In contrast to Moore’s overheated agit-prop, however, is the British mountain-climbing documentary, Touching the Void. Where Moore is outspoken in his aim (to unseat George W Bush), Touching the Void takes the more usual documentary approach of simply telling the (true) story. It does so with the help of what is called docudrama, a form likely to send one hurrying in the other direction. The recreation of events can often produce a sense of artificiality rather than the required authenticity.
But these are not problems from which Touching the Void suffers. The recreation or reconstruction is so well done that one pauses only for a split second to wonder how they did it, and it is skilfully interwoven with the direct testimony of the main players.

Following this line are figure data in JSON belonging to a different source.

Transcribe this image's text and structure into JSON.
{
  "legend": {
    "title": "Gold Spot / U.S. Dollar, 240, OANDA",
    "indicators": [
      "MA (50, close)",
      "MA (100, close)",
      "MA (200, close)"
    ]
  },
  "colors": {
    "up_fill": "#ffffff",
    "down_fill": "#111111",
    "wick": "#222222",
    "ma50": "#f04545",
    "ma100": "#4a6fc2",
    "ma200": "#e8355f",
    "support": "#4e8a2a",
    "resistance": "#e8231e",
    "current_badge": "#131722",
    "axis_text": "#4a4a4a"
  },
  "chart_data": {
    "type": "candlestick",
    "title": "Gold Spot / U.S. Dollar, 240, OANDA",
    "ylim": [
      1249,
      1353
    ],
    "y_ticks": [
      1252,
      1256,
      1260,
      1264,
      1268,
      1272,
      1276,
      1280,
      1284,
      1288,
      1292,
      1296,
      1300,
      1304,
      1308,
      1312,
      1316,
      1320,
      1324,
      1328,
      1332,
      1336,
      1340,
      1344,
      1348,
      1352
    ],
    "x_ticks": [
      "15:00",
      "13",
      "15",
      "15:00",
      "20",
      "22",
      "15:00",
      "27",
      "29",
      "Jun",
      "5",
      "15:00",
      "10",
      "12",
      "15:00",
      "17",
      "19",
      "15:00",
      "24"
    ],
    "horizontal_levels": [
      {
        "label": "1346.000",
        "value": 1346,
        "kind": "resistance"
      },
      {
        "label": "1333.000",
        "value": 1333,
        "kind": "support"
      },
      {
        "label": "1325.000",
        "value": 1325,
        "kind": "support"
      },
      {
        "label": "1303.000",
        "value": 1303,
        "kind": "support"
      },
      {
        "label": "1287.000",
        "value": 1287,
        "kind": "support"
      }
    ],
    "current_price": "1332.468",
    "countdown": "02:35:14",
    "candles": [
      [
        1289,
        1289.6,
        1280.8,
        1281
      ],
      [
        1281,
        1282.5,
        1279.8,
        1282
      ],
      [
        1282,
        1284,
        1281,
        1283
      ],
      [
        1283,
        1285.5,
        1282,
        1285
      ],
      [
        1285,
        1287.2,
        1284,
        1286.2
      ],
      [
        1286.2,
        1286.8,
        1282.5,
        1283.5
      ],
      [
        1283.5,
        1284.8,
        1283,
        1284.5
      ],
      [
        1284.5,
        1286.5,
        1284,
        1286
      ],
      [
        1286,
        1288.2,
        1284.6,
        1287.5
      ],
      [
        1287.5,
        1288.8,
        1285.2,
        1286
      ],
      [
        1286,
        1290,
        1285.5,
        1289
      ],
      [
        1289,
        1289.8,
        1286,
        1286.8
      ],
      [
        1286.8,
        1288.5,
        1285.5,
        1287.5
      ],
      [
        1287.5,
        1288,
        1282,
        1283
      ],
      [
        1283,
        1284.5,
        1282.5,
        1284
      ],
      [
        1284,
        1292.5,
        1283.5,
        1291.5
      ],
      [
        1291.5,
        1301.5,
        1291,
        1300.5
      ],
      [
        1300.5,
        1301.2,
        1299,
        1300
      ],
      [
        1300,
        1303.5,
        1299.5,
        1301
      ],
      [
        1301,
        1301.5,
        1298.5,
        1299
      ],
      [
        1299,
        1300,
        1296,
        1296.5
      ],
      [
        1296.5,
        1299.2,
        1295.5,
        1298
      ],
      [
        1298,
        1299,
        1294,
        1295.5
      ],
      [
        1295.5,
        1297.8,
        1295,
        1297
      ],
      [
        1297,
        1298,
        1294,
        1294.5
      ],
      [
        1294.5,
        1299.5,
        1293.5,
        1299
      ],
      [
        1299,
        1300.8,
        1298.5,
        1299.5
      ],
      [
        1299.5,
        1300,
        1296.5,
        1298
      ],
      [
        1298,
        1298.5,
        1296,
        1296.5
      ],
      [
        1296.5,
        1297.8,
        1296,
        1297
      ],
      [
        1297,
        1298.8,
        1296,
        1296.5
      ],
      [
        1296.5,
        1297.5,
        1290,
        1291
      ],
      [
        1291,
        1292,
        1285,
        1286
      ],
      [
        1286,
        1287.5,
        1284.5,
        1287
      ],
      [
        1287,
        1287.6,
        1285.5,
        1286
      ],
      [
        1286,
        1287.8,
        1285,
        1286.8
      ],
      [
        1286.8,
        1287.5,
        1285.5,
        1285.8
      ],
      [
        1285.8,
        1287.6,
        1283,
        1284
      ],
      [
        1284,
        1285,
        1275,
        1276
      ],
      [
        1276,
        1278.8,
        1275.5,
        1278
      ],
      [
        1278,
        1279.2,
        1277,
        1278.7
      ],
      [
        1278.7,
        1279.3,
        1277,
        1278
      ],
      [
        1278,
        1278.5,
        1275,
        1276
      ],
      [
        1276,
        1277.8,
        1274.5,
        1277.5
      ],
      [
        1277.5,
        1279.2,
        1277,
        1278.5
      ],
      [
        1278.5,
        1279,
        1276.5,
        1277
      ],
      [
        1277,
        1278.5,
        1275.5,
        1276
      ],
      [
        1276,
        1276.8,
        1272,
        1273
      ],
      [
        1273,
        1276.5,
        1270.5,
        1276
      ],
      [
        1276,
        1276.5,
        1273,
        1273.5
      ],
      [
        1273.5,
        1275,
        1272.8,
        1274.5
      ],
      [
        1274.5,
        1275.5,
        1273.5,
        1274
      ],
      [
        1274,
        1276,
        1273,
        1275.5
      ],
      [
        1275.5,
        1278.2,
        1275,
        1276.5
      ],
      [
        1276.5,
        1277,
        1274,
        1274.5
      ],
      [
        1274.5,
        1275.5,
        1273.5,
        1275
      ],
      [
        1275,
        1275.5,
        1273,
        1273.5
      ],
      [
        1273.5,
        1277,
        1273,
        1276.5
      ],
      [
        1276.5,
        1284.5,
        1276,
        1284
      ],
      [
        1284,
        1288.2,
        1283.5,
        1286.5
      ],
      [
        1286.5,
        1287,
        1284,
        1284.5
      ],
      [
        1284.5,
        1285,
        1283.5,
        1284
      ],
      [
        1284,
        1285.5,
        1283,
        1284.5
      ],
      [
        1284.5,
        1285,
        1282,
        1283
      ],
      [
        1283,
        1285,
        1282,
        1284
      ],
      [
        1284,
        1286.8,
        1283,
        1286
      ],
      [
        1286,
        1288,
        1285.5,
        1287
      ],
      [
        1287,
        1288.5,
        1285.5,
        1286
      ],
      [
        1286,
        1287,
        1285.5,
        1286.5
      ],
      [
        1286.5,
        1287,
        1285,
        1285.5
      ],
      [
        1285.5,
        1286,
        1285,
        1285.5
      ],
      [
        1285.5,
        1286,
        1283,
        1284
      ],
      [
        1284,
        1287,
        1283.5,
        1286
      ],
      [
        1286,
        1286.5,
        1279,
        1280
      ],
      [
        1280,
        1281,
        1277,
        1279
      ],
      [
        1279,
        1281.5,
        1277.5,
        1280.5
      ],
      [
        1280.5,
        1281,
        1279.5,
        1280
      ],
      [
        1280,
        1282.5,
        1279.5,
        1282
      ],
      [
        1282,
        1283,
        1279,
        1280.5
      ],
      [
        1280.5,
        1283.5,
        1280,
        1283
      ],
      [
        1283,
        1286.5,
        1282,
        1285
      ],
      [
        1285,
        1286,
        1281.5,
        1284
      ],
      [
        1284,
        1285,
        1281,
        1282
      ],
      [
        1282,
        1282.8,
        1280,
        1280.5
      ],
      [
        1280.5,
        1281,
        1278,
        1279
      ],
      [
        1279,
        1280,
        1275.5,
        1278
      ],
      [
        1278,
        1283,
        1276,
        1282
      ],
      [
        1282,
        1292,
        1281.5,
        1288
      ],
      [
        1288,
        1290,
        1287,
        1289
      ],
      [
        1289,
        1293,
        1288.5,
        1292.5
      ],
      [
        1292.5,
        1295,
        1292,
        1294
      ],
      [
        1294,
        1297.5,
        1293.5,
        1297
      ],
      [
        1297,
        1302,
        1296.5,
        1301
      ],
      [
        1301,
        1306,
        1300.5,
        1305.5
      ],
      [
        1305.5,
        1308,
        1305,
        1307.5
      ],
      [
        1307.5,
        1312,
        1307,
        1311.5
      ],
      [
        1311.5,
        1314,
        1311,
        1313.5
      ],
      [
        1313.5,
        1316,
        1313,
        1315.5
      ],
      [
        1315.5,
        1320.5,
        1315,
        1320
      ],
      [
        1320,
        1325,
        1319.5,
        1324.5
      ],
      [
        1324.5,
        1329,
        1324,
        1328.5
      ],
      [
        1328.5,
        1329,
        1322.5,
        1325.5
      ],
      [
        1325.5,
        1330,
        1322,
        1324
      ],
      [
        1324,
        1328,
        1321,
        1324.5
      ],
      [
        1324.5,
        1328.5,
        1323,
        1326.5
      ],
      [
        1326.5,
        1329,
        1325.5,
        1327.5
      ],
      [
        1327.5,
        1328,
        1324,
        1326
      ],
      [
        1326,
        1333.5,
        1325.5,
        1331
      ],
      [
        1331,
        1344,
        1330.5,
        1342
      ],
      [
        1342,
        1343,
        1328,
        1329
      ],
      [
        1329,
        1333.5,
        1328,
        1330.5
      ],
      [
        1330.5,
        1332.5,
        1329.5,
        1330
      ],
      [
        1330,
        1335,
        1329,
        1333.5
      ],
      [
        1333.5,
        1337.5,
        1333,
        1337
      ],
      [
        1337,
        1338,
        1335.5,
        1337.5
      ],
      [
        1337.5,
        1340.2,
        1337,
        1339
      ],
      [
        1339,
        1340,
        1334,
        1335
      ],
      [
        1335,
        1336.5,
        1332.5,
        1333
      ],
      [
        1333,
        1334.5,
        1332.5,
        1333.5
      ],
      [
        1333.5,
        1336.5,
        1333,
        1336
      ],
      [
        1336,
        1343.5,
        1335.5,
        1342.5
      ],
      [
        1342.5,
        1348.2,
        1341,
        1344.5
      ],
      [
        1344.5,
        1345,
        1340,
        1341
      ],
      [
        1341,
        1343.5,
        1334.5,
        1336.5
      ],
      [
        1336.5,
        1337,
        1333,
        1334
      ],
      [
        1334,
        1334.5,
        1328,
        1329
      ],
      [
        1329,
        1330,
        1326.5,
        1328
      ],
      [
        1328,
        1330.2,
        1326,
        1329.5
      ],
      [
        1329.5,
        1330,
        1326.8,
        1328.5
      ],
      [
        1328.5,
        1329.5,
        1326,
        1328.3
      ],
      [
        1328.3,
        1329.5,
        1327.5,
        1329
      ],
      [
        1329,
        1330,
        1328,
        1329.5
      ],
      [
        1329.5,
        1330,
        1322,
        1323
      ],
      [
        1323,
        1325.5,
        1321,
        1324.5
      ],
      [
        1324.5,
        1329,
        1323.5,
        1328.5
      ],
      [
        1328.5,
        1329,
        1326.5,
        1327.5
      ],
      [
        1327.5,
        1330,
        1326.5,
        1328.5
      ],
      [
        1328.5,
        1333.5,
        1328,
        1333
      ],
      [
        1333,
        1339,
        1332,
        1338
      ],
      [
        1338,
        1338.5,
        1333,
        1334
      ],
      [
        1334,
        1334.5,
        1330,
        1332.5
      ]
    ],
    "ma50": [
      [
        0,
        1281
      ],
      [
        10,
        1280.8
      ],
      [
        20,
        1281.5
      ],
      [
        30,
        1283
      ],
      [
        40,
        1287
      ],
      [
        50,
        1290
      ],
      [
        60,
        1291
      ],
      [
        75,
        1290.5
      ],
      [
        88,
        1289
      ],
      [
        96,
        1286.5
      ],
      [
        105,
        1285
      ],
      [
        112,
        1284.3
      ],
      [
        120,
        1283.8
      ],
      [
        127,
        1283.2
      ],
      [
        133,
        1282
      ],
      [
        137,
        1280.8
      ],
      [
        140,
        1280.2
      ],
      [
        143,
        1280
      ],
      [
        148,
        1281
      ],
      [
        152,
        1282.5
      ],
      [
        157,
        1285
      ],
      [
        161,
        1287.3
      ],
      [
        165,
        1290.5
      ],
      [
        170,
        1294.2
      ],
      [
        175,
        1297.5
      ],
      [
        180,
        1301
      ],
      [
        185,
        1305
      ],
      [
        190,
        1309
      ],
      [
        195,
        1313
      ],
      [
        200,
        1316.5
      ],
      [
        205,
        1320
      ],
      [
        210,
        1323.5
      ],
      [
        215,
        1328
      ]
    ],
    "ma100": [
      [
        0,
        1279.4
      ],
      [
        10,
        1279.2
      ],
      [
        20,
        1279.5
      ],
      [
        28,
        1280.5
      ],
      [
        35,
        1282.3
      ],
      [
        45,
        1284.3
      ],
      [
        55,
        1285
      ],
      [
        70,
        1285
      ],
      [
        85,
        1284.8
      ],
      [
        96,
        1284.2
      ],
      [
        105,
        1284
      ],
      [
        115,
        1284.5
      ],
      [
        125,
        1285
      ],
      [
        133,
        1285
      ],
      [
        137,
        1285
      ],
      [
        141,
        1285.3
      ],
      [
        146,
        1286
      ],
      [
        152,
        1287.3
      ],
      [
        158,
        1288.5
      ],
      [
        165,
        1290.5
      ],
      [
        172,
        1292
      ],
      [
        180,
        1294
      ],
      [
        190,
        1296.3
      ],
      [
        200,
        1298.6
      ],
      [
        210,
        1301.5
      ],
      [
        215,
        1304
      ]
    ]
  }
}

Joe Simpson, on whose best-selling book it is based, is protagonist number one. An enthusiastic mountain-climber, he admits to the thrill of risk and the lure of a challenge — in this case scaling Siula Grande, a 7 000m peak in the Andes. Previous attempts had failed. As if to make the already scary enterprise more difficult, Simpson and his fellow climber Simon Yates decided to do it in the old-style Alpine way: that is, just the two of them lashed together. Simpson was then 25, Yates 21. At base camp, without communications or rescue services on call, was someone they had met and rather casually recruited for this task.
With a version of that famous British stiff upper lip, Simpson and Yates laconically describe what happened on that climb — and, more importantly, on the way down. Eighty percent of climbing accidents, they inform us proleptically, happen on the way down. And so it was with them, leaving Yates with the nightmarish choice of abandoning the badly injured Simpson or losing his own life, and Simpson with a battle to survive against impossible odds and in the teeth of repeated disaster.
This is incredibly gripping stuff, more gripping than your average or even above-average fictional thriller, despite the fact that we know (because we can see their faces, calmly relating the events) that they did not die. My favourite moment is when Simpson says that he had long been an atheist and now, faced with almost certain death, he still found himself unable to try bargaining with God. Now there’s a man with nerve.
Touching the Void is utterly compelling from start to finish, the quiet narration very effectively offsetting the reconstructed drama. And what drama it is, whether we are lost with Simpson in a crevasse decorated with absurdly lavish confectionery-type shapes, or when the icy white landscape of the mountain seems to envelop and almost suffocate the very screen.